With hands [12/24,15/24], raising is a pure bluff and is breakeven since the SB is getting 1:1 on a bluff and the BB calls exactly 50% of the time. Raising is therefore equal in expectation to folding. Call-folding is still better than folding since call-folding with these hands will still win at least 25% of the time (SB must win the pot against BB's [15/24,21/24]), and SB is getting 3:1 on a call-fold. And call-folding is equal in expectation to call-calling since these hands are good exactly 25% of the time against BB's raising range. So the SB's best response with [12/24,15/24] is to call-call or call-fold. I have SB call-folding with these hands so that checks out.
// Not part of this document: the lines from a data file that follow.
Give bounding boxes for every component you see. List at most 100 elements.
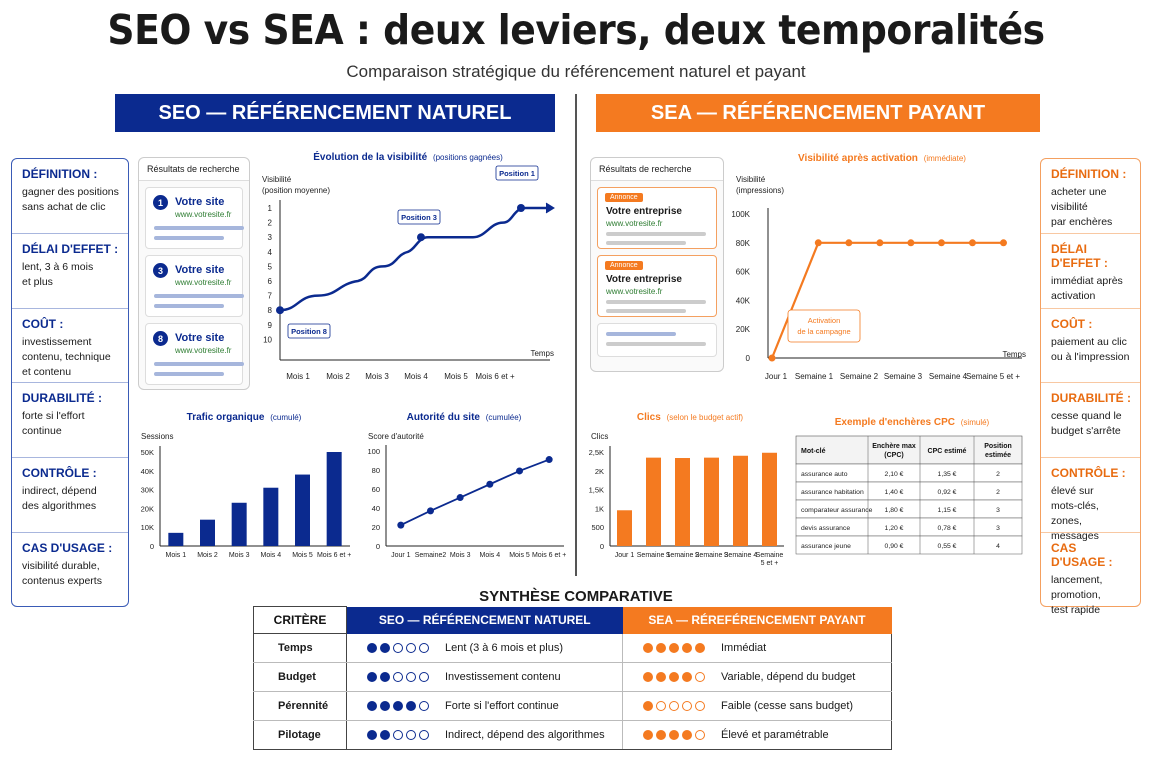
axis-title: Sessions xyxy=(141,432,173,441)
summary-item: DURABILITÉ : cesse quand le budget s'arrêt… xyxy=(1041,383,1140,459)
x-tick-label: Semaine 5 et + xyxy=(966,372,1020,381)
result-rank: 8 xyxy=(153,331,168,346)
data-point xyxy=(968,239,976,247)
rating-dot-icon xyxy=(695,672,705,682)
search-result: 1 Votre site www.votresite.fr xyxy=(145,187,244,249)
rating-dot-icon xyxy=(380,642,390,653)
summary-item-text: sans achat de clic xyxy=(22,201,106,213)
chart-title-text: Clics xyxy=(637,412,661,423)
rating-dot-icon xyxy=(380,672,390,682)
rating-dot-icon xyxy=(695,730,705,740)
sea-assessment-text: Élevé et paramétrable xyxy=(721,729,829,741)
sea-clicks-chart: Clics (selon le budget actif)Clics05001K… xyxy=(589,412,784,567)
summary-item-title: DÉLAI D'EFFET : xyxy=(1051,241,1108,270)
summary-item: DURABILITÉ : forte si l'effort continue xyxy=(12,383,128,459)
y-tick-label: 60 xyxy=(372,485,380,494)
position-marker xyxy=(276,306,284,315)
chart-title: Autorité du site (cumulée) xyxy=(407,412,522,423)
x-tick-label: Mois 5 xyxy=(509,552,530,559)
table-cell: 1,80 € xyxy=(885,507,904,514)
rating-dot-icon xyxy=(643,642,653,653)
summary-item: COÛT : investissement contenu, technique et… xyxy=(12,309,128,384)
summary-item-text: par enchères xyxy=(1051,216,1113,228)
sea-score-rating xyxy=(643,642,705,653)
data-point xyxy=(876,239,884,247)
y-tick-label: 2,5K xyxy=(589,448,604,457)
rating-dot-icon xyxy=(406,701,416,711)
result-title: Votre site xyxy=(175,332,225,344)
summary-item: COÛT : paiement au clic ou à l'impression xyxy=(1041,309,1140,384)
synthesis-row: Pilotage Indirect, dépend des algorithmes… xyxy=(253,720,892,750)
data-point xyxy=(814,239,822,247)
criterion-label: Temps xyxy=(253,633,347,663)
synthesis-title: SYNTHÈSE COMPARATIVE xyxy=(479,588,673,605)
y-tick-label: 0 xyxy=(376,542,380,551)
annotation-label: Activation xyxy=(808,316,841,325)
result-rank: 3 xyxy=(153,263,168,278)
position-marker xyxy=(417,233,425,242)
chart-title-note: (simulé) xyxy=(961,418,990,427)
x-tick-label: Mois 2 xyxy=(326,372,350,381)
x-tick-label: Mois 4 xyxy=(261,552,282,559)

With hands [15/24,1], raising is still equal in expectation to folding. Call-folding is now worse than folding since call-folding won't win the pot 25% of the time anymore. And call-calling is equal to or worse than call-folding since over this interval an SB hand is good &lt;= 25% of the time against a BB raise. So the SB's best response with [15/24,1] is to raise or fold. My strategy has SB raising with [15/24,17/24] and folding [17/24,1], so that checks out.

[jogsxyz]

[ QUOTE ]
Also I'd offer the following argument that my proposed strategy pair is an equilibrium:

The BB's strategy is a best response to the SB's because:
Following an SB raise, the best response is to call with any hand that's good 25% of the time against the SB's raising range (since he's getting 3:1). This means he has to call with hands &lt; 6/24, has to fold hands &gt; 15/24, and can call or fold with hands in between. BB's calling threshold is 12/24 so that checks out.

[/ QUOTE ]

Your own link to Tom Ferguson says BB must call halfway between SB's value bet and bluff points. Else SB can be exploited. Whether you're using low or high values as best hand. The call point is not halfway. It's closer to the weaker hands. SB will bet more value bets than bluffs.

[diddle]

[ QUOTE ]
[ QUOTE ]
[ QUOTE ]
How large does the size of the raise have to be (as opposed to the two dollars it is now), with 1 and 2 blinds, for the game to be even?

[/ QUOTE ]I don't see a way to do this which doesn't involve a ton of algebra (solving for optimal strategies in terms of r, calculating the outcome when the optimal solutions are played against each other as a function of r, then setting that function equal to 0 and solving for r), which I'm too lazy to do. Anyone have any clever ideas?

[/ QUOTE ]

Well how bout solving for a few guesses, perhaps five dollars, to see approximately where the edge switches. You do agree it would switch don't you?

[/ QUOTE ]

Why would it switch?

[jogsxyz]

To solve. Break the game into parts.

Part A.
SB may fold or raise. Fold, game over. Raise BB may
fold or call.

SB wins 1.

SB's action vector
[0,.5] bet
[.5,5/6] fold
[5/6,1] bluff
BB's action vector
[0,2/3] call
[2/3,1] fold

===========

Part B.
SB may fold, complete, or raise. Game over if SB folds
or completes. BB may fold or call raise.

SB wins 1.25

SB's action vector
[0,.25] bet
[.25,.75] complete
[.75,5/6] fold
[5/6,1] bluff
============
Complete game.

SB wins 1.0933

Still tweaking the results.

[diddle]

Can someone answer this?

So the SB has an advantage in this game?


This would be strange because the BB has an advantage if there are more raises allowed.